Parseghian’s Wildcats were victorious in the next two games against Notre Dame, both of which were close matchups. In 1960, the Wildcats won by a score of 7-6, and overpowered the Irish 12-10 in 1961.
The 1962 battle was an important one, Parseghain’s Wildcats entered the game coming off a huge road victory over Ohio State and ranked third in the country. The Wildcats controlled the matchup throughout, with Notre Dame having only one successful drive, a 77 yard scoring drive four minutes into the 4th quarter. Northwestern quarterback Tom Myers was excellent, completing 13 passes for two touchdowns, both to Paul Flatley. The ‘Cats won handily, 35-6. Yet NU lost their last two games of the season and have not been ranked as high as third since then.
Parseghian’s shocking defection to Notre Dame in 1964 added a new intensity to the recently revived rivalry. After a falling out with Athletic Director Stu Holcomb, Parseghian’s contract was not renewed with the Wildcats. As a result, he moved to South Bend and took three Northwestern assistant coaches with him.

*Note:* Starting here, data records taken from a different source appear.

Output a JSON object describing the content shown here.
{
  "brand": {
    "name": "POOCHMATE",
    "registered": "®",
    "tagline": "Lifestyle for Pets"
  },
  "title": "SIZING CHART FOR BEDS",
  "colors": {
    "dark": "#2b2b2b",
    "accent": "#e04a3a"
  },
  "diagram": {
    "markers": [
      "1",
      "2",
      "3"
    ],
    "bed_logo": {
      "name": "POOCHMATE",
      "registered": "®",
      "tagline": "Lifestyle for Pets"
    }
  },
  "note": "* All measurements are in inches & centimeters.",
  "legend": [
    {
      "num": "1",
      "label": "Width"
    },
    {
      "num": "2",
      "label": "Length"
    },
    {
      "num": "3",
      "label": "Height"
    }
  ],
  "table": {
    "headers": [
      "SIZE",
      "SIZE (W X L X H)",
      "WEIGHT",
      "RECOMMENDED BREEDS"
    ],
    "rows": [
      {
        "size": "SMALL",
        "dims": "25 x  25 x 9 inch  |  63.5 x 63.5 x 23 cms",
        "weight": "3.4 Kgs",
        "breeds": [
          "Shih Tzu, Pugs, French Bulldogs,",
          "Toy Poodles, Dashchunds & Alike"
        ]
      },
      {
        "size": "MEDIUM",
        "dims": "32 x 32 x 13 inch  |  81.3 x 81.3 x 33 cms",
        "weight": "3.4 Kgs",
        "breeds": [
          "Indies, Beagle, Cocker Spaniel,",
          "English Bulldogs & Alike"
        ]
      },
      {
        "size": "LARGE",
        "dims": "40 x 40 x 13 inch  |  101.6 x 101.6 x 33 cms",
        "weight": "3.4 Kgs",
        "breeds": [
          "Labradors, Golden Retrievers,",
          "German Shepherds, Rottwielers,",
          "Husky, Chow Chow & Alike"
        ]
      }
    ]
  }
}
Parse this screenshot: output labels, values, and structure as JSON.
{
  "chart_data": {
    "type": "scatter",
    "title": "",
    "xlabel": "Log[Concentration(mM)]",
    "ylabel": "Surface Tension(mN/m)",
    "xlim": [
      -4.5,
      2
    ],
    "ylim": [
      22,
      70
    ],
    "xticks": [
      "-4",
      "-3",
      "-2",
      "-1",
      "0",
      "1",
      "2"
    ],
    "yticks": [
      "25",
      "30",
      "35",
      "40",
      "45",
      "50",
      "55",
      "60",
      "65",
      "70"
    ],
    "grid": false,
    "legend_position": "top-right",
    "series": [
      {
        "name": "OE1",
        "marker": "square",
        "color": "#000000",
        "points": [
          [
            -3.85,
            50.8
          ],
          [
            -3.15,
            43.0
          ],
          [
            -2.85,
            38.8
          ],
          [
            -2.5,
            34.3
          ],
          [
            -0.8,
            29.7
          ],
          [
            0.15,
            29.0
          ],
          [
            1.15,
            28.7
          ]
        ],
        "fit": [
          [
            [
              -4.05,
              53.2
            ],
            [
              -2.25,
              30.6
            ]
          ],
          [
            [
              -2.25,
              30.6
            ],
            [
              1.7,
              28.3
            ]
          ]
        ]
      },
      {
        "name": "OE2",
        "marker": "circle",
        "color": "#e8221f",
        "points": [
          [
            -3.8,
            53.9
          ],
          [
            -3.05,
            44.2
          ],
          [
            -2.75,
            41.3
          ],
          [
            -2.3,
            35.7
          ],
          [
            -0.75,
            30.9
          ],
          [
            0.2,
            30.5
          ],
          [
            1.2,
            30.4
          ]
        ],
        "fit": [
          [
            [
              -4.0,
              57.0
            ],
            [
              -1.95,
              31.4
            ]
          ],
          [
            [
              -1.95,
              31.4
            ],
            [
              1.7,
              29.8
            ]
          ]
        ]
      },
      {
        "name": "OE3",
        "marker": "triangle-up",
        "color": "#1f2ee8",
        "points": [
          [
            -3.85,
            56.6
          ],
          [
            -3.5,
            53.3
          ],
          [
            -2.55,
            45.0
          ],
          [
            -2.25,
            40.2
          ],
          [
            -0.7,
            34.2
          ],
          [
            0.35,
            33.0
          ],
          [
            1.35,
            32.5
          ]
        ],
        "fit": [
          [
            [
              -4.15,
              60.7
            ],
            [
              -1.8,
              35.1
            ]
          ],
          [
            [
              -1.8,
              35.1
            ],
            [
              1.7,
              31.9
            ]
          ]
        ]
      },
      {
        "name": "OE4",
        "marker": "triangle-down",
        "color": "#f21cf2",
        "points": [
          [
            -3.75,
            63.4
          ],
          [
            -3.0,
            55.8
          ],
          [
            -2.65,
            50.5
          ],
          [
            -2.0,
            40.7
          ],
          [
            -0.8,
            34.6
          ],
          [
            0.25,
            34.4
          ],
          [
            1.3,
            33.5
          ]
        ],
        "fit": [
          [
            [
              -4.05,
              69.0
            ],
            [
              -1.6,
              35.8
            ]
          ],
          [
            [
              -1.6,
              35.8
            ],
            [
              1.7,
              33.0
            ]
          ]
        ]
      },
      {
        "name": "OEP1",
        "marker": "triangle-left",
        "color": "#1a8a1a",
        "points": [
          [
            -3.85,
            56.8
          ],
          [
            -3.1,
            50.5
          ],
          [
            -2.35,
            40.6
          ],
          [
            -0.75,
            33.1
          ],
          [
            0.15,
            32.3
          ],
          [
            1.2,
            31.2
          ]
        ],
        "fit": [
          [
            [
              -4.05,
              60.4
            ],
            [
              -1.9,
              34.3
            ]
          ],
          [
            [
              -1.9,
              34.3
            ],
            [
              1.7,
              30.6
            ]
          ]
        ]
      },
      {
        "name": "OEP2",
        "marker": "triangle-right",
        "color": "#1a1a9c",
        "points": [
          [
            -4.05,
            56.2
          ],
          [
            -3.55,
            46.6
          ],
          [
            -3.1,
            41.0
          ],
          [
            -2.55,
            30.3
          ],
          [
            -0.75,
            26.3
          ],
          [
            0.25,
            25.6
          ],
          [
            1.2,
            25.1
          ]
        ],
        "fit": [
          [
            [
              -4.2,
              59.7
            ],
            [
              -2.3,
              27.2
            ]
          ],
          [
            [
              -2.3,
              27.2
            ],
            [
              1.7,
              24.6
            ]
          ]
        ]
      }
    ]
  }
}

After the move of coach Parseghian, Northwestern got blown out in the next 14 games against the Irish, with Parseghian the mastermind behind nine-straight Irish victories. That stretch of losses for the Wildcats culminated in an embarrassing 48-0 rout at the hands of Notre Dame in Evanston. The rivalry matchup was not played from 1977-1991, which was fortunate for the Wildcats as they did not have a single season with a .500 win percentage or better, and five seasons winning either one or zero games (it definitely was not an easy time to be a Northwestern fan).
Entering their 1995 season opener, Northwestern had not beaten Notre Dame since 1962. Gary Barnett’s Wildcats were 27-point underdogs but put on a special performance in their 17-15 victory. The team’s slogan of “expect victory” was finally being given the respect it deserved. Running back Darnell Autry ran for 160 yards on 33 carries. The game-winning touchdown for Northwestern was a 25-yard pass from Steve Schnur to D’Wayne Bates in the third quarter. This victory sent reverberations all across college football and kicked off a historic season, as Barnett’s Wildcats finished 8-0 in the Big Ten and 10-1 in the regular season, losing 41-32 in the Rose Bowl to USC.
The next time the two rivals faced off was 2014, with former Northwestern linebacker Pat Fitzgerald, a starter for the 1995 victory, matching up against Notre Dame for the first time as a coach. Once again the No. 18 Irish entered the game as massive favorites, this time by 17 points. The Irish jumped out to an early lead, 20-9 at the end of the first quarter. Northwestern entered halftime down four, after a Justin Jackson touchdown run and Trevor Siemian pass to Kyle Prater. The Wildcats entered the 4th quarter down 34-26, but scored 10 points in the last 5 minutes to send the game to overtime. In overtime, Notre Dame had possession of the ball first, they gained no yardage on a first down completion before throwing two incomplete passes before Kyle Brindza missed a 42 yard field goal, giving the Wildcats the opportunity to win. Coach Fitzgerald took a conservative approach, running the ball three times for a gain of one yard, before giving kicker Jack Mitchell an opportunity to win the game, where he made a 41-yard field goal to defeat the Fighting Irish.
NU’s win over Notre Dame remains one of the most enduring memories of the Pat Fitzgerald era. A win over No. 4 Notre Dame under the lights on Saturday could beat it.